04:00PM, Friday 01 September 2017
An inspection of special educational needs and disability (SEND) services in the Royal Borough has prompted heavy criticism in an Ofsted report.
It found there was a ‘lack of leadership capacity across local area services’ and that some children and young people were doing well because ‘families pursue and secure what they need, in spite of what is on offer in the local area’.
The report, which was published today, focuses on services provided by the council, clinical commissioning groups (CCGs), public health, NHS England for specialist services, early years settings, schools and further education providers.
The inspection, which was sent to Kevin McDaniel, the council’s director of children's services, judged how well reforms in the Children and Families Act 2014 had been implemented in the area.
It stated a ‘Written Statement of Action’ that explains how ‘significant weaknesses’ in the area’s SEND services will be tackled must be submitted to Ofsted.
The report also highlights ‘tardiness and delay in establishing strategies to implement the reforms effectively’, and ‘wide variances in the quality of education, health and care plans caused by weaknesses in the planning and transition processes’.
The Children and Families Act includes a requirement that young people and their parents participate as fully as possible with local authorities in discussions about their care and education.
The report said that ‘at critical points in assessment processes, there is an increase in parental stress and anxiety due to not feeling fully informed’ and that individuals responsible for SEND in the area ‘have not recognised the limited progress in improving the experience and outcomes for children and young people who have special educational needs and/or disabilities which results from their slow and piecemeal implementation of the reforms.’
It also states: “Parents overwhelmingly report dissatisfaction with their experience of the system and have very little confidence that things will improve.”
Another section of the report says: “Furthermore, leaders have not tackled effectively the damaging impact of high turnover in administrative staff, which is negatively affecting the application and transfer processes for children and young people and their families.
“As a result, there are inconsistencies between EHC (education, health and care) plans for children who have similar needs. In other cases, families have had to retell their stories on several occasions because their case workers have changed so frequently.”
The report said in some schools in the Royal Borough, children and young people who have attention deficit hyperactivity disorder and autistic spectrum disorder ‘are not identified quickly enough, because their presentation is assumed to be a behavioural issue rather than a presentation of need.’
Children and young people who have special educational needs or disabilities wait too long to be seen by the services, the report also states.
It says that ‘those children and young people who have special educational needs and/or disabilities whose needs are not met because of lack of appropriate assessment do not achieve as well as they could’.
The report adds: “Inspectors met young people who have special educational needs and/or disabilities whose next steps had not been secured, despite being about to leave school within weeks of the inspection.
“In too many circumstances, securing an appropriate next step for young people who have special educational needs and/or disabilities has been left to parents.”
It also identified strengths in the area’s SEND services, including that support for children in their early years leads to early identification of those with the most complex needs.
‘Effective training for practitioners to identify and understand mental health difficulties in children and young people’ has been established and ‘some schools in the local area are highly committed to the reforms and make excellent provision for children and young people who have special educational needs and/or disabilities’.
‘Children and young people in mental health crises are treated effectively’ and there ‘is an effective, coordinated approach to securing an appropriate care pathway for young people who have special educational needs and/or disabilities moving into adult services’.
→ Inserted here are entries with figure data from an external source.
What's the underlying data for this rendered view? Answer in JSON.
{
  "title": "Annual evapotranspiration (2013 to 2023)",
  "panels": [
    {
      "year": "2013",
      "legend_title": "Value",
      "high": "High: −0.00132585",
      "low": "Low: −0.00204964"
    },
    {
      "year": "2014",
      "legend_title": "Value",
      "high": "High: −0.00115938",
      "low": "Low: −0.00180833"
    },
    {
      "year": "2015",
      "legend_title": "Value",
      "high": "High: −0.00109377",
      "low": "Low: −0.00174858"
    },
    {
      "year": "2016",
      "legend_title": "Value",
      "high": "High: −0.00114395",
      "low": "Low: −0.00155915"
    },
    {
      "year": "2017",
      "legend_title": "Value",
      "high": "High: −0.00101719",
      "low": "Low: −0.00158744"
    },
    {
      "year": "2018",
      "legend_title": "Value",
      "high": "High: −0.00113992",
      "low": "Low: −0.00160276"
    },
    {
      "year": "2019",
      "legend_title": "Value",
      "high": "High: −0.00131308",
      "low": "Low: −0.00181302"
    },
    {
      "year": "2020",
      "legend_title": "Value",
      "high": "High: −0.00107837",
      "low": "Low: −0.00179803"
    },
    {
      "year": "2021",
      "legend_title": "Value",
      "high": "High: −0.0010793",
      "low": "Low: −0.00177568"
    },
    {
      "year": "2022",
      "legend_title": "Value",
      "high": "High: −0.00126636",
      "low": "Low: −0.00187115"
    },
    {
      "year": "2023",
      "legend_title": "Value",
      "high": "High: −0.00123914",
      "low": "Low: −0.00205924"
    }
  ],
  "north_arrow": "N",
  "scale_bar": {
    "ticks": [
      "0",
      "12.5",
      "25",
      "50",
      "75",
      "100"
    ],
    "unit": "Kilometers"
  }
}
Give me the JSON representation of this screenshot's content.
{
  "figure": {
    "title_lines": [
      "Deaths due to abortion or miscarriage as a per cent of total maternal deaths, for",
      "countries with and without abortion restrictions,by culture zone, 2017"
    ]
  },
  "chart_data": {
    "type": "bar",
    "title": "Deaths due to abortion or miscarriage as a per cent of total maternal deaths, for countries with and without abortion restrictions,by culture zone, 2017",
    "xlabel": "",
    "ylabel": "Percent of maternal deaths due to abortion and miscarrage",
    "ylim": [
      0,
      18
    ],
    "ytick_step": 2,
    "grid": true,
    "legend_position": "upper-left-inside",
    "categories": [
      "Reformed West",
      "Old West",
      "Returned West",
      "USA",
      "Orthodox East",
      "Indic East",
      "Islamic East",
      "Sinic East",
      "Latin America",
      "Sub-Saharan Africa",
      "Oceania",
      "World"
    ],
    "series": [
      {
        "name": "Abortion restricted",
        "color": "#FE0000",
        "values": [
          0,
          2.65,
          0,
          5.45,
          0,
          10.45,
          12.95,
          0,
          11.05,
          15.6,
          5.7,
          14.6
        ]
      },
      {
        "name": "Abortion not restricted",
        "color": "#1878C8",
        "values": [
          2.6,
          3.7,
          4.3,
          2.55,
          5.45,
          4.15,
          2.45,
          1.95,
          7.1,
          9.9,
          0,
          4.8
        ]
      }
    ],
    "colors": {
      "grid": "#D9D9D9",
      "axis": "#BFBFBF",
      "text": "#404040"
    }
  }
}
In response to the report, Cllr Natasha Airey, cabinet member for children’s services, said: “In July Ofsted and the Care Quality Commission undertook a joint inspection of services provided by schools, colleges, health providers, the voluntary sector and the local authority to assess the progress in meeting recent reforms for children and young people with special educational needs and disabilities.
“The report highlights some real areas of success. Children and young people with special educational needs and disabilities in the borough are safe, achieve highly compared to the national average and many go on to benefit from the life chances afforded by education, employment and training as young adults. Many services are praised for their impact and commitment to the children they see.
“The report highlights however that some parents still have to navigate a complex system of services and young people do not always get the support they need in a timely manner. We are working with schools and health colleagues to agree improvements to the processes for families and will finalise a public action plan in the coming weeks.
“The Royal Borough is committed to giving all young people, whatever their background or needs, the best possible start in life and we will work hard with schools, colleges, health providers and the voluntary sector to make sure there is a level playing field for all within the borough.”
Cllr Simon Dudley, leader of the council, said: “As well as being leader of the council I am chair of governors of two local schools in the Royal Borough.
“I recognise the weaknesses highlighted in this report and look forward to an urgent and rapid improvement in performance in this critical area.”